Isso é particularmente interessante porque, para além da tese principal, é possível, de certo modo, compreender a leitura que o próprio Heidegger fizera de Trendelenburg. Para que se possa entender esse ponto, é preciso compreender ao menos duas coisas as quais se interconectam de maneira absolutamente não-acidental, a saber, (a) o panorama histórico da logische Frage (Questão Lógica) e, portanto, da relação Hegel-Trendelenburg e (b) como a leitura e a recepção de Kierkegaard de tal panorama são incorporadas em sua própria avaliação (crítica) da dialética hegeliana. Antecipando já a conclusão, uma das principais razões pelas quais dificilmente Kierkegaard pode ser visto como um paroxismo da dialética hegeliana é que Kierkegaard importa integralmente a crítica de Trendelenburg a tal modalidade de dialética. Assim, aparece também já aqui quão questionável é a leitura de Heidegger especificamente sobre Trendelenburg não ter se afastado de Hegel, inclusive em sua leitura de Aristóteles. Tal ponto será tratado mais adiante.
1 TRENDELENBURG, O REVIVAL DE ARISTÓTELES NO XIX E A LOGISCHE FRAGE
Voltemos à segunda tese. Heidegger afirma explicitamente que Kierkegaard não teria se soltado ou desprendido (nicht losgekommen) de Hegel. Heidegger faz ainda sua afirmação repousar sobre um argumento indireto, ou seja, via o uso que Kierkegaard teria feito de Trendelenburg.
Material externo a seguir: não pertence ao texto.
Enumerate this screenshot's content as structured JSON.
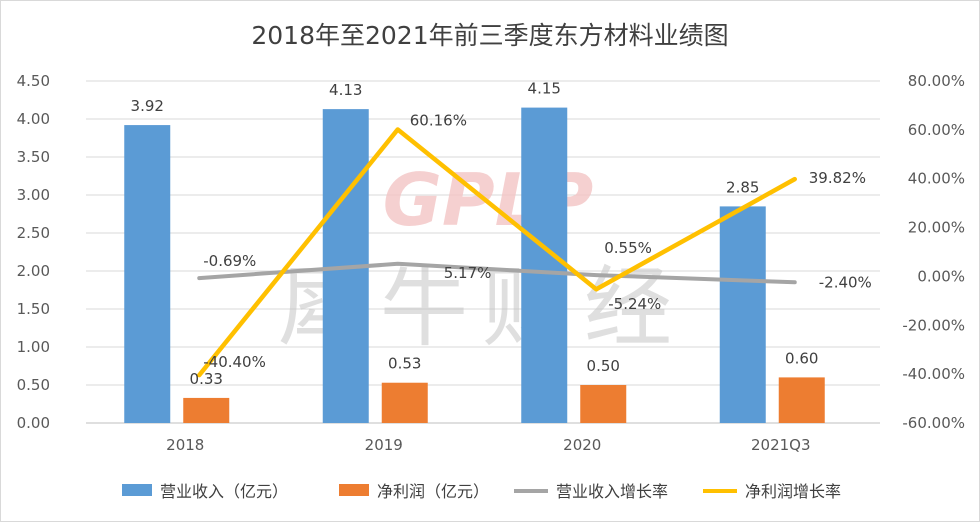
{
  "chart_data": {
    "type": "bar",
    "title": "2018年至2021年前三季度东方材料业绩图",
    "categories": [
      "2018",
      "2019",
      "2020",
      "2021Q3"
    ],
    "series": [
      {
        "name": "营业收入（亿元）",
        "kind": "bar",
        "axis": "left",
        "color": "#5b9bd5",
        "values": [
          3.92,
          4.13,
          4.15,
          2.85
        ],
        "labels": [
          "3.92",
          "4.13",
          "4.15",
          "2.85"
        ]
      },
      {
        "name": "净利润（亿元）",
        "kind": "bar",
        "axis": "left",
        "color": "#ed7d31",
        "values": [
          0.33,
          0.53,
          0.5,
          0.6
        ],
        "labels": [
          "0.33",
          "0.53",
          "0.50",
          "0.60"
        ]
      },
      {
        "name": "营业收入增长率",
        "kind": "line",
        "axis": "right",
        "color": "#a5a5a5",
        "values": [
          -0.69,
          5.17,
          0.55,
          -2.4
        ],
        "labels": [
          "-0.69%",
          "5.17%",
          "0.55%",
          "-2.40%"
        ]
      },
      {
        "name": "净利润增长率",
        "kind": "line",
        "axis": "right",
        "color": "#ffc000",
        "values": [
          -40.4,
          60.16,
          -5.24,
          39.82
        ],
        "labels": [
          "-40.40%",
          "60.16%",
          "-5.24%",
          "39.82%"
        ]
      }
    ],
    "y_left": {
      "range": [
        0,
        4.5
      ],
      "ticks": [
        "0.00",
        "0.50",
        "1.00",
        "1.50",
        "2.00",
        "2.50",
        "3.00",
        "3.50",
        "4.00",
        "4.50"
      ]
    },
    "y_right": {
      "range": [
        -60,
        80
      ],
      "ticks": [
        "-60.00%",
        "-40.00%",
        "-20.00%",
        "0.00%",
        "20.00%",
        "40.00%",
        "60.00%",
        "80.00%"
      ]
    },
    "grid": true,
    "legend": "bottom",
    "watermark": {
      "latin": "GPLP",
      "chinese": "犀牛财经"
    }
  }
}
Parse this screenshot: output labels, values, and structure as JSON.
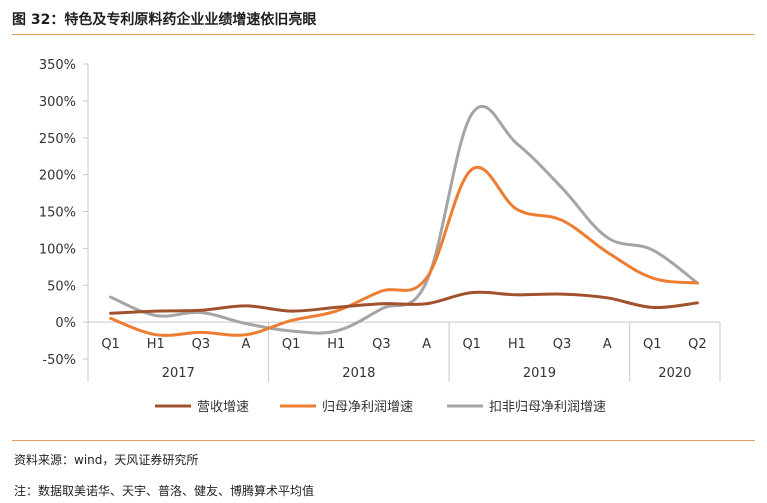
{
  "figure": {
    "title": "图 32：特色及专利原料药企业业绩增速依旧亮眼",
    "source": "资料来源：wind，天风证券研究所",
    "note": "注：数据取美诺华、天宇、普洛、健友、博腾算术平均值"
  },
  "chart_data": {
    "type": "line",
    "title": "",
    "xlabel": "",
    "ylabel": "",
    "ylim": [
      -50,
      350
    ],
    "y_ticks": [
      "350%",
      "300%",
      "250%",
      "200%",
      "150%",
      "100%",
      "50%",
      "0%",
      "-50%"
    ],
    "y_tick_values": [
      350,
      300,
      250,
      200,
      150,
      100,
      50,
      0,
      -50
    ],
    "categories": [
      "Q1",
      "H1",
      "Q3",
      "A",
      "Q1",
      "H1",
      "Q3",
      "A",
      "Q1",
      "H1",
      "Q3",
      "A",
      "Q1",
      "Q2"
    ],
    "groups": [
      {
        "label": "2017",
        "count": 4
      },
      {
        "label": "2018",
        "count": 4
      },
      {
        "label": "2019",
        "count": 4
      },
      {
        "label": "2020",
        "count": 2
      }
    ],
    "grid": false,
    "legend_position": "bottom",
    "series": [
      {
        "name": "营收增速",
        "color": "#a0522d",
        "values": [
          12,
          15,
          16,
          22,
          15,
          20,
          25,
          25,
          40,
          37,
          38,
          33,
          20,
          26
        ]
      },
      {
        "name": "归母净利润增速",
        "color": "#ed7d31",
        "values": [
          5,
          -17,
          -14,
          -17,
          2,
          15,
          42,
          60,
          207,
          153,
          138,
          95,
          60,
          53
        ]
      },
      {
        "name": "扣非归母净利润增速",
        "color": "#a5a5a5",
        "values": [
          34,
          9,
          13,
          -2,
          -12,
          -12,
          18,
          55,
          282,
          242,
          182,
          115,
          98,
          53
        ]
      }
    ]
  }
}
Logo, ainda sem avançar muito na análise do valor de face da tese de Heidegger sobre Kierkegaard, mas ficando apenas em seu aspecto formal, para que a tese (2) esteja correta, é preciso, ao menos em parte, que a avaliação de Heidegger sobre Trendelenburg esteja correta, o que parece igualmente pouco defensável. Vejamos esse aspecto mais detalhadamente.
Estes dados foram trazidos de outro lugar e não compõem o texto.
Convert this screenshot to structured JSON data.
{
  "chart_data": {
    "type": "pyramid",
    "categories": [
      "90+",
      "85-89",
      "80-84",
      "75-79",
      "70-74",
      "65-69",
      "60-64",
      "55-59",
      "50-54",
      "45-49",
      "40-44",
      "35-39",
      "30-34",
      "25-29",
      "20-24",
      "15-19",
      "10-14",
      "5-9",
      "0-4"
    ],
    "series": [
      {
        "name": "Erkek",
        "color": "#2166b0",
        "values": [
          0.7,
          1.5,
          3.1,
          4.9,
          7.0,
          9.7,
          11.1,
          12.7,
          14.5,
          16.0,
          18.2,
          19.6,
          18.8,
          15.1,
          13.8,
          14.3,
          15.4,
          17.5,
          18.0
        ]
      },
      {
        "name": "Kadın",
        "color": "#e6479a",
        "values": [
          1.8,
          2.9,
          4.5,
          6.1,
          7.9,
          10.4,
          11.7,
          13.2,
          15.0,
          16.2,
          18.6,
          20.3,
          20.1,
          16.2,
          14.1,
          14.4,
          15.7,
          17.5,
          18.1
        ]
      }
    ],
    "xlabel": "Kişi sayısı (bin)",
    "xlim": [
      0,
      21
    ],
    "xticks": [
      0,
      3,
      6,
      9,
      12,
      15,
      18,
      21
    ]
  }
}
De uma maneira geral, é importante ter em mente que, seguindo Beiser (2013), não é errado dizer que, desde Schleiermacher, Trendelenburg foi último grande aristotélico e um dos pais do revival de Aristóteles, no século XIX. Para além da importância cabal daquilo que podemos chamar de sua filosofia própria, Trendelenburg dedicou-se ao estudo de Aristóteles desde sua tese de doutorado, publicada em 1826 e intitulada Platonis de ideis et numeris doctrina ex Aristotele illustrata. É relevante retomar aqui a tese de doutorado de Trendelenburg, por um motivo particularmente interessante para a nossa apreciação do juízo de Heidegger. Trendelenburg temia especialmente a avaliação de um dos membros da banca justamente devido ao fato de que o trabalho criticara a interpretação dialética da história da filosofia. Tal examinador era o próprio Hegel (cf. BEISER, 2013, p. 20-21). No entanto, tal discordância era apenas um vislumbre do que viria a acontecer depois. Ainda em 1826, convidado a contribuir para o Jahrbücher für wissenschaftliche Kritik, um periódico inaugurado por hegelianos naquele mesmo ano, Trendelenburg submetera uma resenha indiscutivelmente crítica de um livro de Karl Michelet sobre a ética de Aristóteles. Em tal resenha, Trendelenburg criticara frontalmente o “rígido esquematismo” de Karl Ludwig Michelet[4], o que constituía um ataque bem pouco velado ao modelo hegeliano do autor em lidar com o Estagirita. Tal crítica foi, de fato, tão pouco sutil que, por fim, o próprio Hegel, incomodado com o conteúdo da resenha, pediu aos editores que ela não fosse publicada, no que foi prontamente atendido.[5]
Trendelenburg continuaria ainda a dedicar-se ao estudo de Aristóteles de forma particularmente profunda e produtiva, por mais de duas décadas. De fato, se levarmos em conta a seminal tese de doutorado de Franz Brentano, defendida em 1862 – cuja leitura é apontada pelo mesmo Heidegger como decisiva em sua jornada filosófica (2003, p. 70) – intitulada Sobre os múltiplos sentidos de ser em Aristóteles e orientada por Trendelenburg, tal estudo se estende praticamente durante toda a sua vida. No entanto, de modo mais relevante para o nosso propósito aqui, é importante notar que, nos dez anos que se seguiram à tese sobre Platão e Aristóteles, Trendelenburg publicaria, em 1833, não obstante a então recente publicação da tradução de Bekker para a edição da Academia de Berlim (1831) – que aquele julgara fraca –, uma tradução comentada do livro três do De Anima, em 1836, uma coletânea de traduções e comentários de partes do Órganon (Elementa Logices Aristotelicae) e, por fim, em 1846, uma monumental Geschichte der Kategorienlehre, em dois volumes, sendo o primeiro inteiramente dedicado à teoria das categorias de Aristóteles.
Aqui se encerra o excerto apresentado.